Newton High School (NHS) seniors Tony Collins and Joshua Suber are among the 89 Georgia students named 2016 Gates Millennium scholars. The NHS students, like fellow Newton County School system students, Tyrik Grant of Alcovy High School and Jesse Eldell of Eastside High School, will receive a good-through-graduation, full-ride scholarships to use at any accredited college or university in the country.
Suber, who was named valedictorian at NHS, will attend Georgia Institute of Technology in Atlanta. During the school year, he took seven advance placement (AP) classes, said Francene A. Breakfield, 12th Grade Counselor and Newton County School System Lead Secondary Counselor. “Joshua is just brilliant. And he works on top of that [the academically-challenging coursework].”
Collins will attend Davidson College in North Carolina.
“Tony is just an extraordinary student. He’s going to end up with 38 credits from college courses,” Breakfield said. He took seven AP classes, some at the University of Alabama, some at Georgia Perimeter College and some at the Newton County College and Career Academy.
He was also the homecoming king and played football, she said. He also received an athletic scholarship to Davidson.
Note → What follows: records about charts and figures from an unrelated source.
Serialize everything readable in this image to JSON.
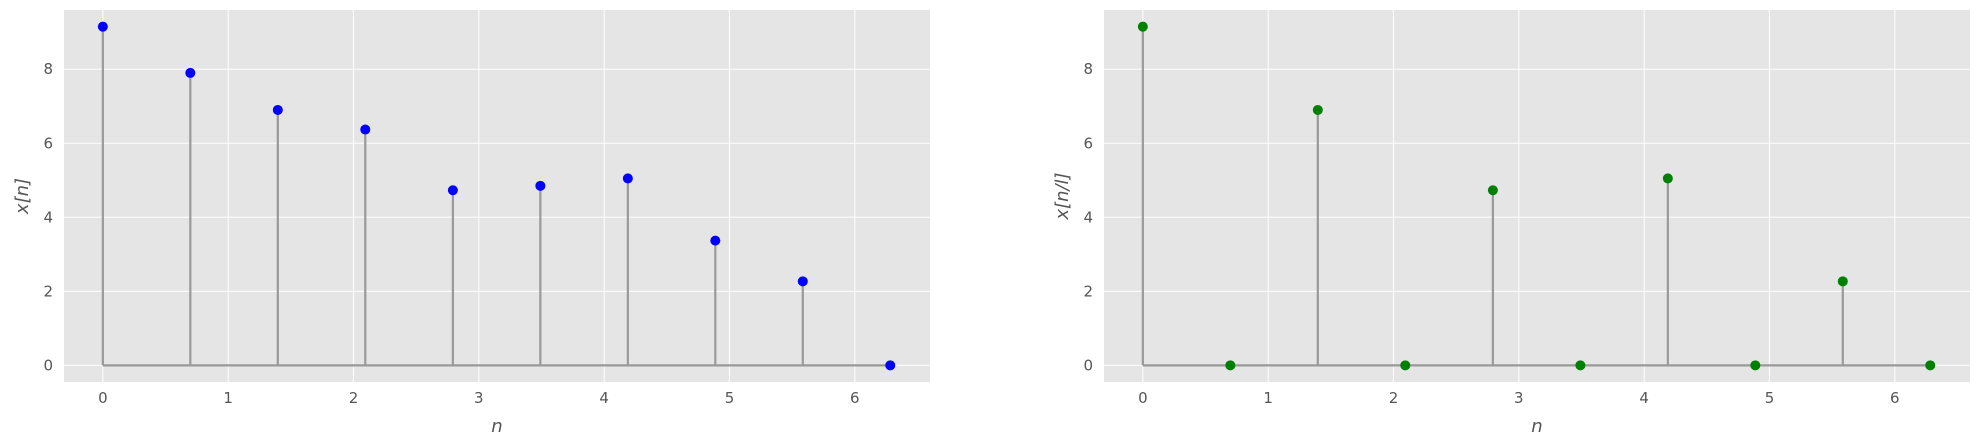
{
  "chart_data": [
    {
      "type": "stem",
      "xlabel": "n",
      "ylabel": "x[n]",
      "xlim": [
        -0.31,
        6.6
      ],
      "ylim": [
        -0.45,
        9.6
      ],
      "xticks": [
        0,
        1,
        2,
        3,
        4,
        5,
        6
      ],
      "yticks": [
        0,
        2,
        4,
        6,
        8
      ],
      "grid": true,
      "background": "#e5e5e5",
      "grid_color": "#ffffff",
      "stem_color": "#999999",
      "marker_color": "#0000ff",
      "series": [
        {
          "x": [
            0,
            0.698,
            1.396,
            2.094,
            2.793,
            3.491,
            4.189,
            4.887,
            5.585,
            6.283
          ],
          "y": [
            9.15,
            7.9,
            6.9,
            6.37,
            4.73,
            4.85,
            5.05,
            3.37,
            2.27,
            0.0
          ]
        }
      ]
    },
    {
      "type": "stem",
      "xlabel": "n",
      "ylabel": "x[n/l]",
      "xlim": [
        -0.31,
        6.6
      ],
      "ylim": [
        -0.45,
        9.6
      ],
      "xticks": [
        0,
        1,
        2,
        3,
        4,
        5,
        6
      ],
      "yticks": [
        0,
        2,
        4,
        6,
        8
      ],
      "grid": true,
      "background": "#e5e5e5",
      "grid_color": "#ffffff",
      "stem_color": "#999999",
      "marker_color": "#008000",
      "series": [
        {
          "x": [
            0,
            0.698,
            1.396,
            2.094,
            2.793,
            3.491,
            4.189,
            4.887,
            5.585,
            6.283
          ],
          "y": [
            9.15,
            0.0,
            6.9,
            0.0,
            4.73,
            0.0,
            5.05,
            0.0,
            2.27,
            0.0
          ]
        }
      ]
    }
  ]
}
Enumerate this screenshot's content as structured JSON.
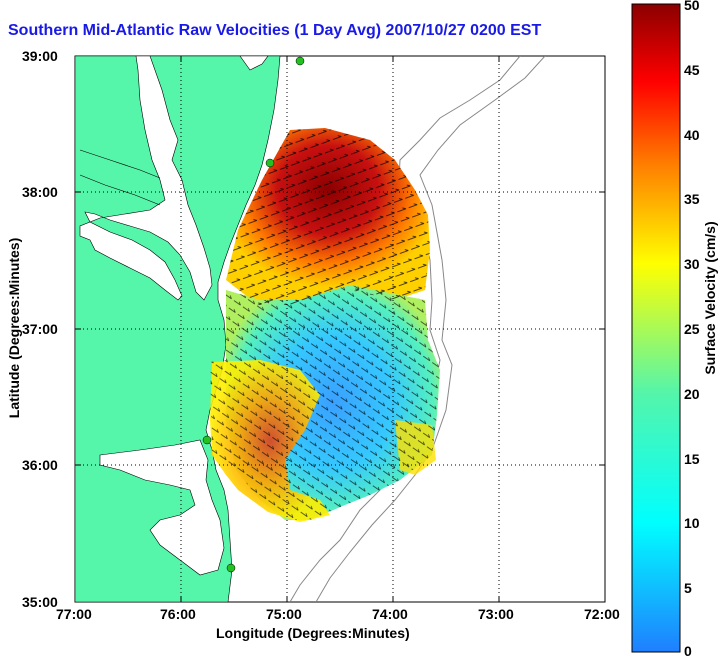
{
  "title": "Southern Mid-Atlantic Raw Velocities (1 Day Avg) 2007/10/27 0200 EST",
  "xlabel": "Longitude (Degrees:Minutes)",
  "ylabel": "Latitude (Degrees:Minutes)",
  "xticks": [
    "77:00",
    "76:00",
    "75:00",
    "74:00",
    "73:00",
    "72:00"
  ],
  "yticks": [
    "39:00",
    "38:00",
    "37:00",
    "36:00",
    "35:00"
  ],
  "colorbar": {
    "label": "Surface Velocity (cm/s)",
    "ticks": [
      "50",
      "45",
      "40",
      "35",
      "30",
      "25",
      "20",
      "15",
      "10",
      "5",
      "0"
    ],
    "range": [
      0,
      50
    ]
  },
  "colors": {
    "land": "#55f5aa",
    "ocean": "#ffffff",
    "title": "#1a1ae6",
    "station": "#22c020",
    "high": "#8b0000",
    "low": "#2080ff"
  },
  "map_extent": {
    "lon": [
      -77,
      -72
    ],
    "lat": [
      35,
      39
    ]
  }
}
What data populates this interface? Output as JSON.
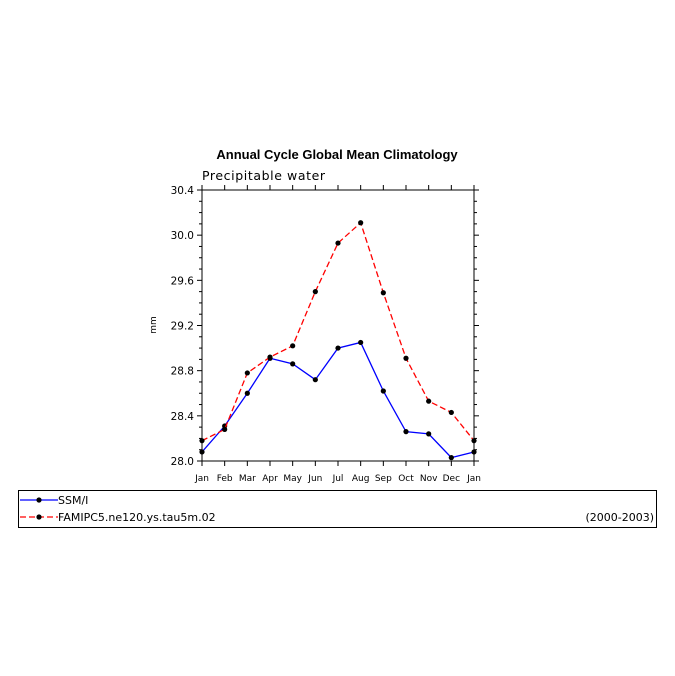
{
  "chart_data": {
    "type": "line",
    "title": "Annual Cycle Global Mean Climatology",
    "subtitle": "Precipitable water",
    "xlabel": "",
    "ylabel": "mm",
    "categories": [
      "Jan",
      "Feb",
      "Mar",
      "Apr",
      "May",
      "Jun",
      "Jul",
      "Aug",
      "Sep",
      "Oct",
      "Nov",
      "Dec",
      "Jan"
    ],
    "ylim": [
      28.0,
      30.4
    ],
    "yticks": [
      "28.0",
      "28.4",
      "28.8",
      "29.2",
      "29.6",
      "30.0",
      "30.4"
    ],
    "series": [
      {
        "name": "SSM/I",
        "color": "#0000ff",
        "dash": "solid",
        "values": [
          28.08,
          28.31,
          28.6,
          28.91,
          28.86,
          28.72,
          29.0,
          29.05,
          28.62,
          28.26,
          28.24,
          28.03,
          28.08
        ]
      },
      {
        "name": "FAMIPC5.ne120.ys.tau5m.02",
        "color": "#ff0000",
        "dash": "dashed",
        "values": [
          28.18,
          28.28,
          28.78,
          28.92,
          29.02,
          29.5,
          29.93,
          30.11,
          29.49,
          28.91,
          28.53,
          28.43,
          28.18
        ]
      }
    ],
    "grid": false,
    "legend_position": "bottom"
  },
  "legend_note": "(2000-2003)"
}
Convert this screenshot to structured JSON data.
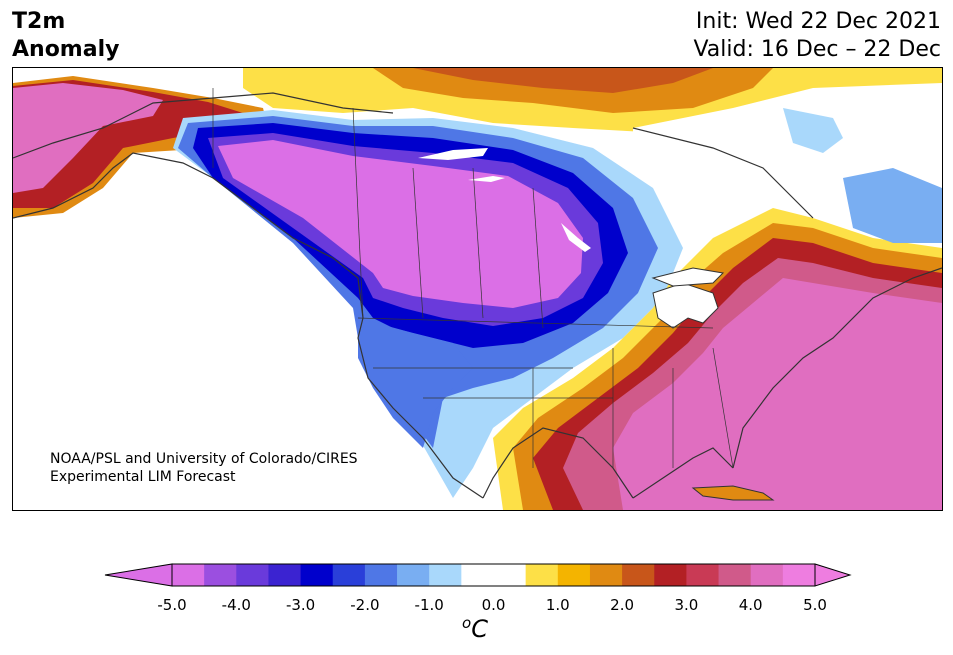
{
  "title": {
    "line1": "T2m",
    "line2": "Anomaly"
  },
  "init": {
    "line1": "Init: Wed 22 Dec 2021",
    "line2": "Valid: 16 Dec – 22 Dec"
  },
  "credit": {
    "line1": "NOAA/PSL and University of Colorado/CIRES",
    "line2": "Experimental LIM Forecast"
  },
  "colorbar": {
    "ticks": [
      "-5.0",
      "-4.0",
      "-3.0",
      "-2.0",
      "-1.0",
      "0.0",
      "1.0",
      "2.0",
      "3.0",
      "4.0",
      "5.0"
    ],
    "unit_sup": "o",
    "unit_main": "C",
    "colors": [
      "#db6fe6",
      "#9b4fe0",
      "#6a3adb",
      "#3b23d1",
      "#0000cc",
      "#2a3fd9",
      "#4f77e6",
      "#79aef2",
      "#a9d8fb",
      "#ffffff",
      "#ffffff",
      "#fde047",
      "#f4b400",
      "#e08a12",
      "#c8561a",
      "#b32024",
      "#c93a55",
      "#d05a8a",
      "#e06ec0",
      "#ee7de0"
    ],
    "under_color": "#db6fe6",
    "over_color": "#ee7de0"
  }
}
The expectation is, she said, once a Gates Scholar has completed their education, they will come back and give to the community. “A lot of students come back every year to visit,” she said. They meet with students interested in applying to the Gates Millennium Scholar program. “It has been very helpful.”
Scholarship recipients, she said, are “just grateful for [the scholarship], to not have to worry about finances. They can go to college and concentrate on academics.”
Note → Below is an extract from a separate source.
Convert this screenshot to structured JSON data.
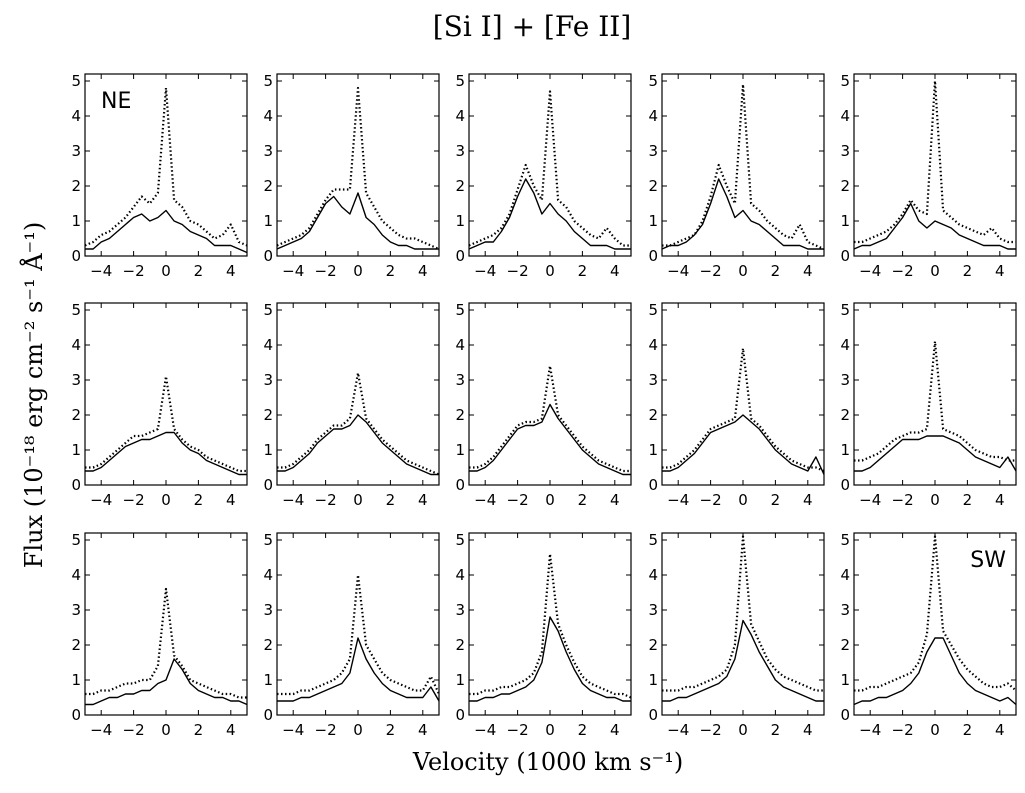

Since 2012, Breakfield said, there have been 13 Gates Millennium Scholars from Newton High school.
To qualify for the scholar program, students must be African-American, American Indian, Alaskan Native, Asian, Pacific Islander or Hispanic-American; have at least a 3.3 grade point average on a 4.0 scale; and must meet the Federal Pell Grant eligibility criteria.
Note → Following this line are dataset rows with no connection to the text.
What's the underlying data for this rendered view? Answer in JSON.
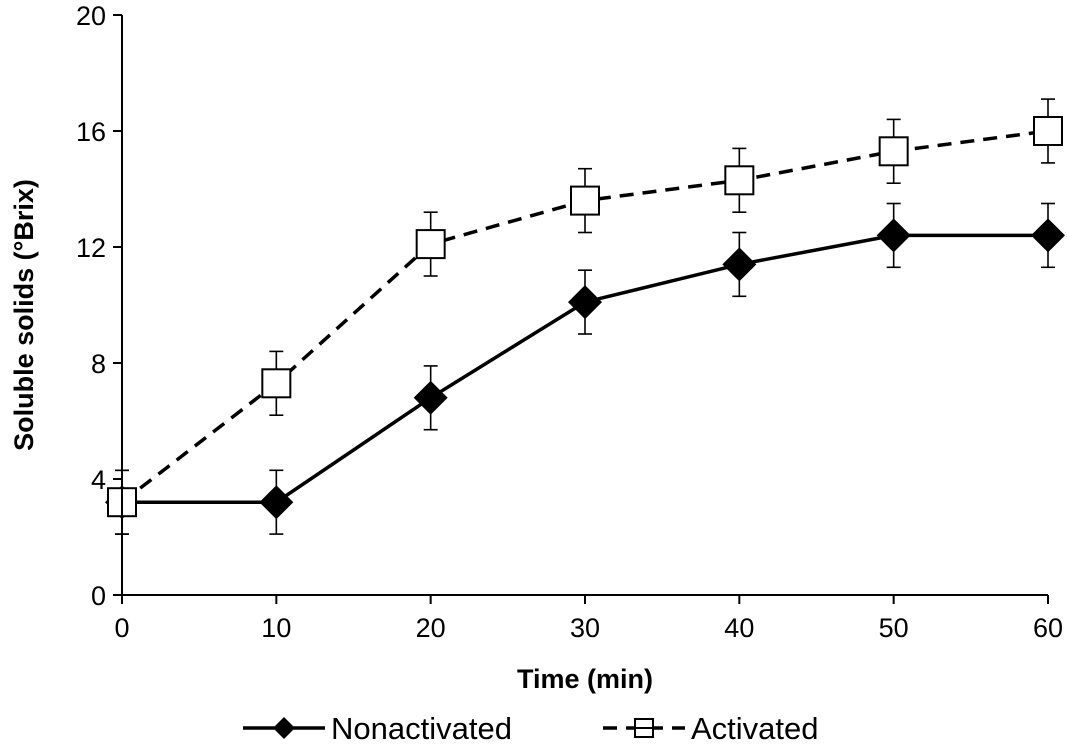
{
  "chart_data": {
    "type": "line",
    "title": "",
    "xlabel": "Time (min)",
    "ylabel": "Soluble solids (°Brix)",
    "x": [
      0,
      10,
      20,
      30,
      40,
      50,
      60
    ],
    "xlim": [
      0,
      60
    ],
    "ylim": [
      0,
      20
    ],
    "xticks": [
      0,
      10,
      20,
      30,
      40,
      50,
      60
    ],
    "yticks": [
      0,
      4,
      8,
      12,
      16,
      20
    ],
    "grid": false,
    "legend_position": "bottom",
    "series": [
      {
        "name": "Nonactivated",
        "values": [
          3.2,
          3.2,
          6.8,
          10.1,
          11.4,
          12.4,
          12.4
        ],
        "error": [
          1.1,
          1.1,
          1.1,
          1.1,
          1.1,
          1.1,
          1.1
        ],
        "marker": "filled-diamond",
        "line_style": "solid",
        "color": "#000000"
      },
      {
        "name": "Activated",
        "values": [
          3.2,
          7.3,
          12.1,
          13.6,
          14.3,
          15.3,
          16.0
        ],
        "error": [
          1.1,
          1.1,
          1.1,
          1.1,
          1.1,
          1.1,
          1.1
        ],
        "marker": "open-square",
        "line_style": "dashed",
        "color": "#000000"
      }
    ]
  }
}
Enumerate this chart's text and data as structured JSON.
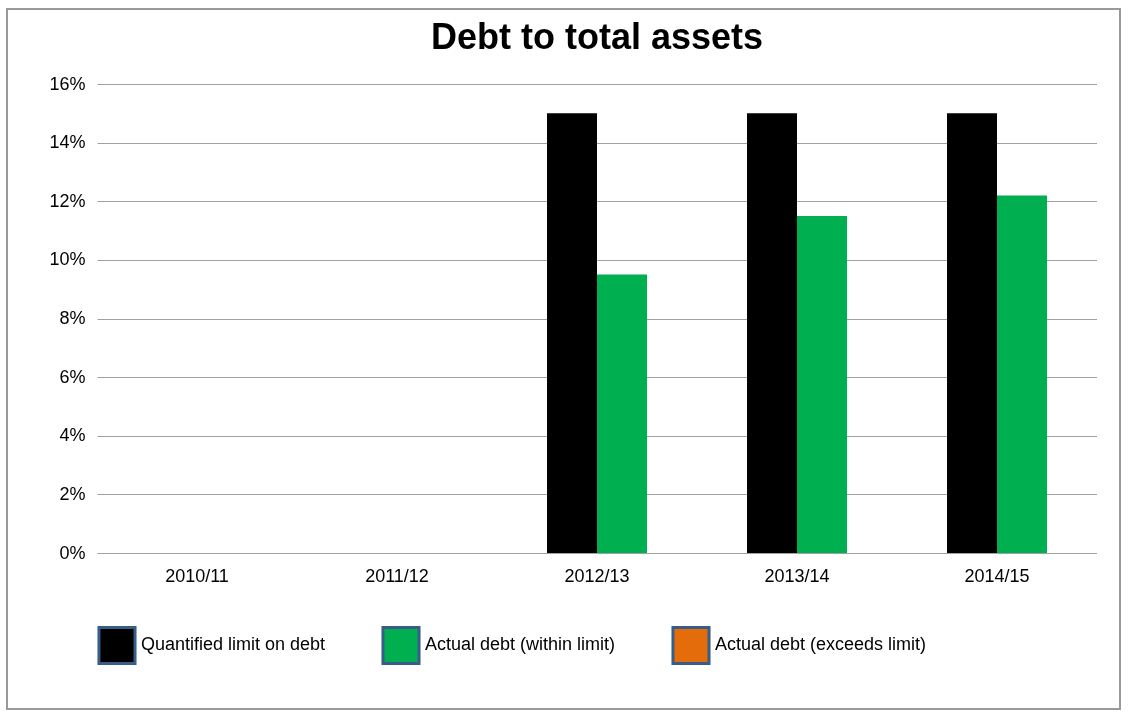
{
  "chart_data": {
    "type": "bar",
    "title": "Debt to total assets",
    "categories": [
      "2010/11",
      "2011/12",
      "2012/13",
      "2013/14",
      "2014/15"
    ],
    "series": [
      {
        "name": "Quantified limit on debt",
        "color": "#000000",
        "values": [
          null,
          null,
          15,
          15,
          15
        ]
      },
      {
        "name": "Actual debt (within limit)",
        "color": "#00b050",
        "values": [
          null,
          null,
          9.5,
          11.5,
          12.2
        ]
      },
      {
        "name": "Actual debt (exceeds limit)",
        "color": "#e46c0a",
        "values": [
          null,
          null,
          null,
          null,
          null
        ]
      }
    ],
    "ylim": [
      0,
      16
    ],
    "yticks": [
      {
        "value": 0,
        "label": "0%"
      },
      {
        "value": 2,
        "label": "2%"
      },
      {
        "value": 4,
        "label": "4%"
      },
      {
        "value": 6,
        "label": "6%"
      },
      {
        "value": 8,
        "label": "8%"
      },
      {
        "value": 10,
        "label": "10%"
      },
      {
        "value": 12,
        "label": "12%"
      },
      {
        "value": 14,
        "label": "14%"
      },
      {
        "value": 16,
        "label": "16%"
      }
    ],
    "grid": "y",
    "legend": "bottom"
  }
}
The scholars program was established in 1999 with a $1 billion dollar endowment from the Bill and Melissa Gates Foundation. The class of 2016 is the final class of high school seniors named Gates Millennium Scholars. Administered by the United Negro College Fund (UNCF), the GMS Program, expected to end in 2029, will have selected 20,000 students from low-income backgrounds to receive scholarships covering the cost of undergraduate and graduate school at any accredited college or university.